Deesha Thosar: MLB’s proposed luxury tax is designed to punish the Mets

NY Daily News· David Dee Delgado/Getty Images North America/TNS

NEW YORK — The luxury tax, or Major League Baseball’s well-disguised salary cap, is being designed by owners to punish Steve Cohen and the Mets.

The Mets are central to the current labor negotiations because Cohen, the richest owner in MLB, just blew past the previous luxury tax threshold in the expired CBA. For the first time since purchasing the Mets in 2020, Cohen this winter finally did what he always said he would be open to doing. He outbid other clubs to land three-time Cy Young winner Max Scherzer and spent over $250 million in commitments so that the Mets carried the highest payroll in MLB heading into the lockout. And they’re still not done. It’s possible the Mets blow past a $300 million payroll by the time the 2022 season begins (if it ever does).

“I am not going to go over [the luxury tax] for a million or two million,” Cohen told reporters in June 2021. “That’s stupid. So if you are going to do it, you are going to do it, so we’ll see what’s available.”

Owners feared this response to the luxury tax from Cohen well before he was approved as the majority owner of the Mets. It is part of the reason four owners voted no to Cohen’s purchase of the Mets. Commissioner Rob Manfred and MLB have maintained since the inception of the luxury tax, which was added back into the CBA in 2003 under the title Competitive Balance Tax, that it allows the entire league to be competitive. Without the luxury tax, MLB claims, small-market teams would be at a disadvantage.

It is difficult to fact-check or analyze MLB’s claim without teams making their finances open to the public. But we know, as a fact, that revenue has risen for MLB as a league, as has inflation, while the luxury tax has remained stagnant. The players are asking for the luxury tax to grow alongside MLB’s growth in revenue, while small- and big-market teams have a difference of opinion on that matter.

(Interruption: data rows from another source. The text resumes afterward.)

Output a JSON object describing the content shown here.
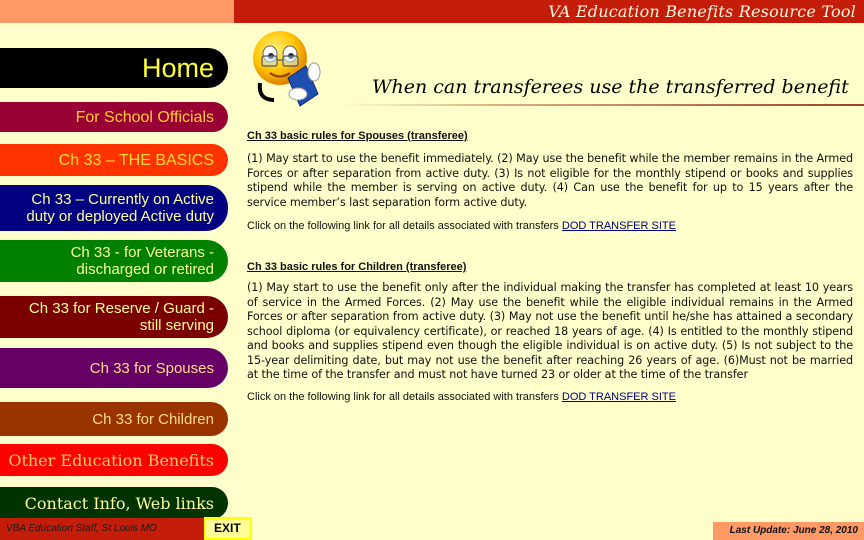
{
  "header": {
    "app_title": "VA Education Benefits Resource Tool"
  },
  "colors": {
    "topbar": "#C41E0A",
    "topbar_left": "#FF9966",
    "background": "#FFFFCC",
    "link": "#000080"
  },
  "nav": {
    "items": [
      {
        "label_lines": [
          "Home"
        ],
        "color": "#000000"
      },
      {
        "label_lines": [
          "For School Officials"
        ],
        "color": "#990033"
      },
      {
        "label_lines": [
          "Ch 33 – THE BASICS"
        ],
        "color": "#FF3300"
      },
      {
        "label_lines": [
          "Ch 33 – Currently on Active",
          "duty or deployed Active duty"
        ],
        "color": "#000080"
      },
      {
        "label_lines": [
          "Ch 33 - for Veterans -",
          "discharged or retired"
        ],
        "color": "#008000"
      },
      {
        "label_lines": [
          "Ch 33 for Reserve / Guard -",
          "still serving"
        ],
        "color": "#7A0000"
      },
      {
        "label_lines": [
          "Ch 33 for Spouses"
        ],
        "color": "#660066"
      },
      {
        "label_lines": [
          "Ch 33 for Children"
        ],
        "color": "#993300"
      },
      {
        "label_lines": [
          "Other Education Benefits"
        ],
        "color": "#FF0000"
      },
      {
        "label_lines": [
          "Contact Info, Web links"
        ],
        "color": "#003300"
      }
    ]
  },
  "mascot": {
    "icon": "reading-smiley-with-glasses-icon"
  },
  "main": {
    "title": "When can transferees use the transferred benefit",
    "sections": [
      {
        "heading": "Ch 33  basic rules for Spouses (transferee)",
        "body": "(1) May start to use the benefit immediately. (2) May use the benefit while the member remains in the Armed Forces or after separation from active duty. (3) Is not eligible for the monthly stipend or books and supplies stipend while the member is serving on active duty. (4) Can use the benefit for up to 15 years after the service member’s last separation form active duty.",
        "link_prefix": "Click on the following link for all details associated with transfers ",
        "link_label": "DOD TRANSFER SITE"
      },
      {
        "heading": "Ch 33  basic rules for Children (transferee)",
        "body": "(1) May start to use the benefit only after the individual making the transfer has completed at least 10 years of service in the Armed Forces. (2) May use the benefit while the eligible individual remains in the Armed Forces or after separation from active duty. (3) May not use the benefit until he/she has attained a secondary school diploma (or equivalency certificate), or reached 18 years of age. (4) Is entitled to the monthly stipend and books and supplies stipend even though the eligible individual is on active duty. (5) Is not subject to the 15-year delimiting date, but may not use the benefit after reaching 26 years of age. (6)Must not be married at the time of the transfer and must not have turned 23 or older at the time of the transfer",
        "link_prefix": "Click on the following link for all details associated with transfers ",
        "link_label": "DOD TRANSFER SITE"
      }
    ]
  },
  "footer": {
    "credit": "VBA Education Staff, St Louis MO",
    "exit_label": "EXIT",
    "last_update": "Last Update:  June 28, 2010"
  }
}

Throughout these labor talks, MLB has proposed harsher penalties for teams that go over the luxury tax, including higher overages and draft-pick penalties. On Tuesday, the league did not move from its latest offer of a $220 million luxury tax threshold in 2022, 2023 and 2024, followed by a $224 million threshold in 2025 and a $230 million threshold in 2026, the final year of the next CBA. The players union asked for a $238 million luxury tax threshold in 2022, followed by $244 million in 2023, $250 million in 2024, $256 million in 2025 and $263 million in 2026.

As it stands, the Mets have a 2022 payroll of around $265 million. The Mets — specifically — will be over the owners’ proposed 2022 luxury tax threshold by at least $45 million. The Mets — specifically — will not be able to come under the luxury tax threshold until at least 2024 or 2025. Notice how the league’s proposed luxury tax threshold remains stagnant at $220 million until 2025, after which it will just slightly increase to $224 million?

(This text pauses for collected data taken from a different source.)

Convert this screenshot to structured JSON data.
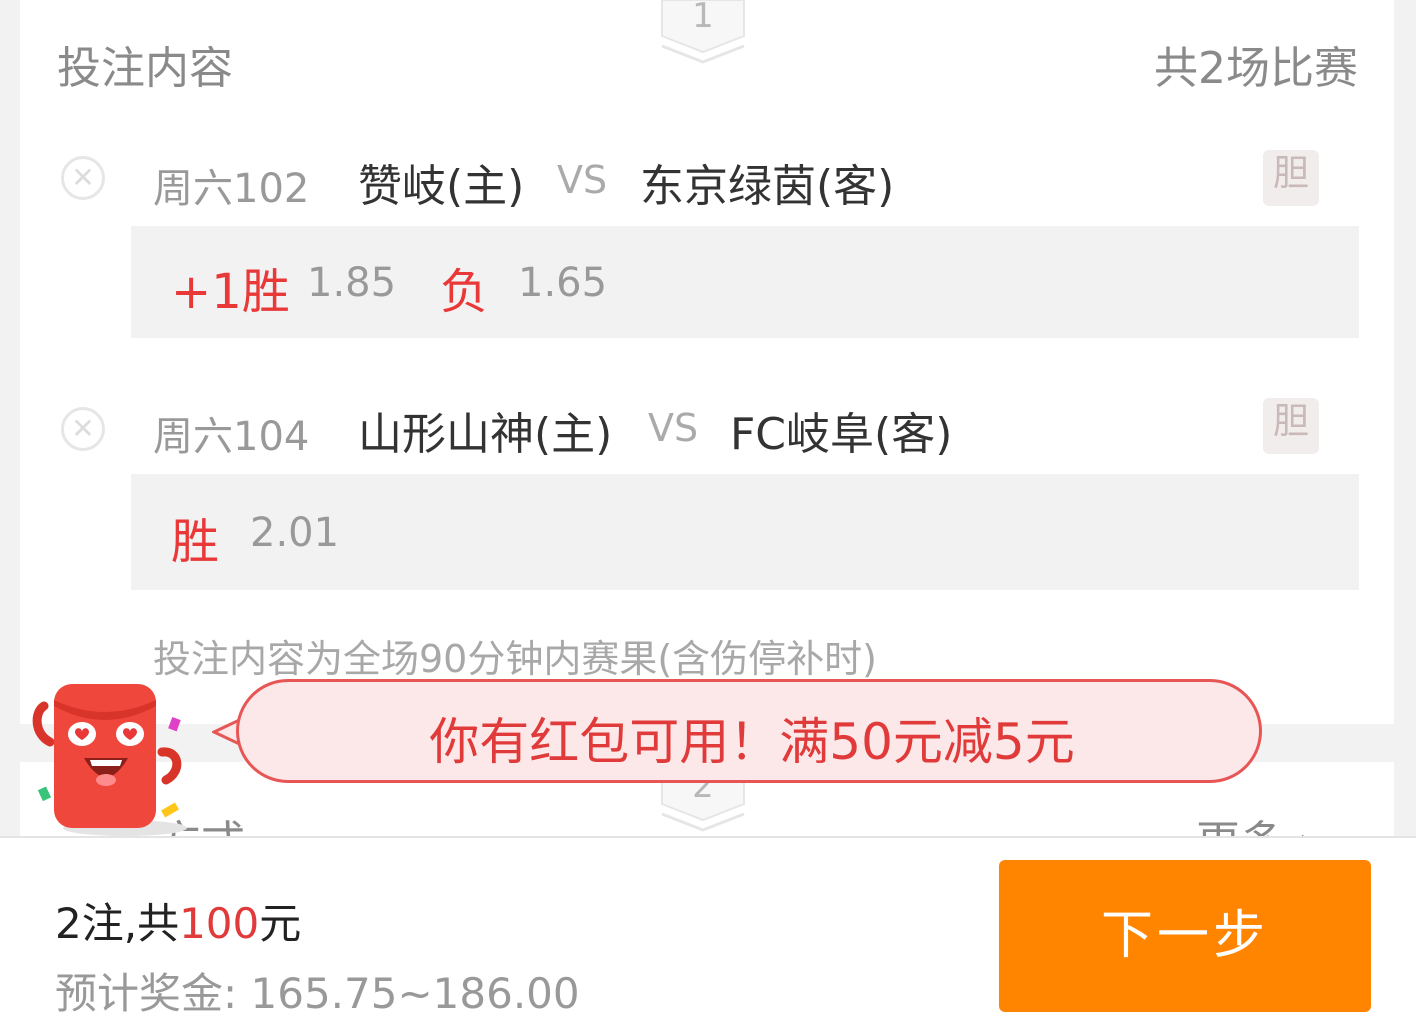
{
  "section1": {
    "step": "1",
    "title": "投注内容",
    "count": "共2场比赛"
  },
  "matches": [
    {
      "code": "周六102",
      "home": "赞岐(主)",
      "vs": "VS",
      "away": "东京绿茵(客)",
      "dan": "胆",
      "picks": [
        {
          "label": "+1胜",
          "odd": "1.85"
        },
        {
          "label": "负",
          "odd": "1.65"
        }
      ]
    },
    {
      "code": "周六104",
      "home": "山形山神(主)",
      "vs": "VS",
      "away": "FC岐阜(客)",
      "dan": "胆",
      "picks": [
        {
          "label": "胜",
          "odd": "2.01"
        }
      ]
    }
  ],
  "note": "投注内容为全场90分钟内赛果(含伤停补时)",
  "section2": {
    "step": "2",
    "title_partial": "方式",
    "more_partial": "更多 ›"
  },
  "promo": {
    "text": "你有红包可用！满50元减5元"
  },
  "footer": {
    "bets": "2注,共",
    "amount": "100",
    "unit": "元",
    "bonus": "预计奖金: 165.75~186.00",
    "next_label": "下一步"
  },
  "colors": {
    "accent": "#e83838",
    "button": "#ff8500"
  },
  "icons": {
    "remove": "close-circle-icon",
    "mascot": "red-envelope-mascot-icon",
    "step": "chevron-badge-icon"
  }
}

Now, in years past, the Mets would not be the only team impacted by the 2022 luxury tax threshold. The clubs with the highest payrolls in the sport — the Yankees, Dodgers, Red Sox and others — would also be prevented from spending due to the luxury tax thresholds and the taxes that accompany them.

But leading up to these CBA negotiations, Yankees owner Hal Steinbrenner said he wouldn’t mind a significantly lowered luxury tax threshold. Steinbrenner, and the Red Sox’ John Henry, are two of seven owners in Manfred’s labor policy counsel, and though that group includes both small- and mid-market team owners, Steinbrenner holds influence due to the Yankees’ powerful financial might in the industry.

Manfred on Tuesday said the luxury tax is “the only mechanism that protects some semblance of a level playing field among our clubs.” As discussed previously, that is just another way of saying the luxury tax is a way to restrain big-market teams from runaway spending. This is because small market team owners claim they are unable, or unwilling, to meet the playing field that owners like Cohen and others are. This issue could be further resolved if owners and teams made their finances public, just as player salaries are public.

But, for now, while owners try to peddle a $220 million luxury tax threshold with harsher penalties than the previous CBT, their proposal may as well be named the Cohen Tax.